No hace falta presentarlo ni a él ni a Paulina porque no hay tucumano –ni probablemente argentino- que no haya oído hablar del caso Lebbos. Precisamente, este es su logro: ese “hacer ruido” que generó y que genera conversaciones cotidianas sobre la inseguridad y la impunidad. Cada semana, encabeza una marcha silenciosa. Signados por la muerte o la desaparición de un ser querido, cientos de ciudadanos quebrados lo siguen para suplicar justicia. Así, de a poco, se le fueron acercando otros padres destrozados, otros hijos sin madres y otras familias con  desaparecidos de la democracia. En poco tiempo, pasó de ser funcionario de segunda línea (subsecretario de la Juventud) a cofundador de la Comisión de Familiares de Víctimas de la Impunidad. Todos los martes en la plaza Independencia, todos los días en los pasillos de Tribunales: así transcurre la vida de Alberto Lebbos. “No nos gusta esto, pero se nos cerraron todos los otros caminos”, dispara. “Impusimos el tema en la agenda de la gente y lo ideal sería que esté en la de los funcionarios también porque ellos tienen el poder y la capacidad de cambiar las cosas”, asegura orgulloso.

"Creo que hay esperanza de cambio. La gente tiene que ser más protagonista. Hay que aplicar la sanción social que los griegos ejercían en
 los principios de la democracia".


-¿Por qué la gente reaccionó ahora?
-Esta movida sacó del anonimato a más de cien de casos impunes. Todos son trágicos, dramáticos y terribles, no sólo el de Pauli. Pero, por una serie de factores, la gente no sabe como reaccionar frente al dolor. Todo es un aprendizaje: yo aprendí mucho de los otros padres.

-¿Y porqué no lo hace el Gobierno?
-Porque responde a una cuestión ideológica. No está en la voluntad del gobernador José Alperovich revertir la situación. La inseguridad es miedo y esa sensación paraliza. El Gobierno fomenta la inseguridad para concentrar más poder. De esta manera pueden justificar las medidas restrictivas de los derechos y de las libertades de los ciudadanos.
Desde que desapareció Paulina hablé cuatro veces con el gobernador, y siempre me mintió. Ya no me interesa. Hablamos con el presidente de la Nación, con miembros de la Corte Suprema, pero no podemos dialogar con los personajes del gobierno provincial. Sucede igual que con las Abuelas de Plaza de Mayo, “dejalos a esos loquitos que vienen los martes”, deben decir. ¿Qué esperan? ¿Cuántas muertes más resiste esta situación?

-Usted fue parte de su gestión, ¿hace una autocrítica de ello?
-Estoy muy arrepentido de haberme incorporado a un equipo de gobierno tan maldito que está llevando a Tucumán a la perdición. A mi me convocaron por mi aptitud técnica en las áreas de trabajo social y empleo. Primero, para crear la Dirección de Empleo y luego, para reactivar la Subsecretaría de la Juventud. Trabajaba dieciséis horas por día aunque nunca viví del sueldo público, sino de mi actividad privada.

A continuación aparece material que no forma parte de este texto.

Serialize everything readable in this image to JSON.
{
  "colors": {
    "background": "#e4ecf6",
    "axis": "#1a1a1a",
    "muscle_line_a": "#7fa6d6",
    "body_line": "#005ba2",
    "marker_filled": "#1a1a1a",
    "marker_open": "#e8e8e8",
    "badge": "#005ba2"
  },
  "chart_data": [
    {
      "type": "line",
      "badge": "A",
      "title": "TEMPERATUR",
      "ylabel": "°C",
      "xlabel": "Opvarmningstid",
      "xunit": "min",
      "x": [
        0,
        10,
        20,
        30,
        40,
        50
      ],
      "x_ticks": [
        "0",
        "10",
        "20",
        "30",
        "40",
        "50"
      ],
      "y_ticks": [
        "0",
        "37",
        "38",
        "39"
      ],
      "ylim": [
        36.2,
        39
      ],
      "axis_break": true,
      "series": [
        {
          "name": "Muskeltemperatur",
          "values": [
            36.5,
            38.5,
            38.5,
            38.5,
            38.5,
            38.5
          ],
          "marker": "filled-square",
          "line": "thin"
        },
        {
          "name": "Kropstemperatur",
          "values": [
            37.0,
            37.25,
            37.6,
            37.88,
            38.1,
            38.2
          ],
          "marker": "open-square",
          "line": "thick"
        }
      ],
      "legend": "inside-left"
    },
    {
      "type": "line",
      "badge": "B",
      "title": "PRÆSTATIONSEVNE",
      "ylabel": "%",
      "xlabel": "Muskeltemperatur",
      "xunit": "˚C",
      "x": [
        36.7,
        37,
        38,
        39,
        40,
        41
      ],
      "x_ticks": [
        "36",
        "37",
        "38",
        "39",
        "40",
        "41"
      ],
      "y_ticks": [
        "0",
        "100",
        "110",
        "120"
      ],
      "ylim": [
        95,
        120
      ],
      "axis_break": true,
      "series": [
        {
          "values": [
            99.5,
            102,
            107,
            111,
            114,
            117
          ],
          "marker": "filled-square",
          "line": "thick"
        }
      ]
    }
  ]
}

-¿Le ofrecieron ser candidato?
-Sí, muchas veces. Pero di mi palabra y no voy a participar en política hasta que no se esclarezca lo de Paulina. No estoy preparado espiritualmente. Mi familia quedó muy golpeada y no puedo someterla a más estrés. Además, no quiero rodearme del entorno político porque las campañas son tremendamente sucias.

-¿Cómo ve el futuro de la provincia?
-Creo que hay esperanza de cambio. La gente tiene que ser más protagonista. Hay que aplicar la sanción social que los griegos ejercían en los principios de la democracia. Los funcionarios deben rendirnos cuentas. Algo de eso está sucediendo a pequeña escala, en las comunas, por ejemplo, y eso es bueno.

DOLOR. La presencia de Alberto Lebbos es imprescindible para recordar a los tucumanos que perecieron injustamente.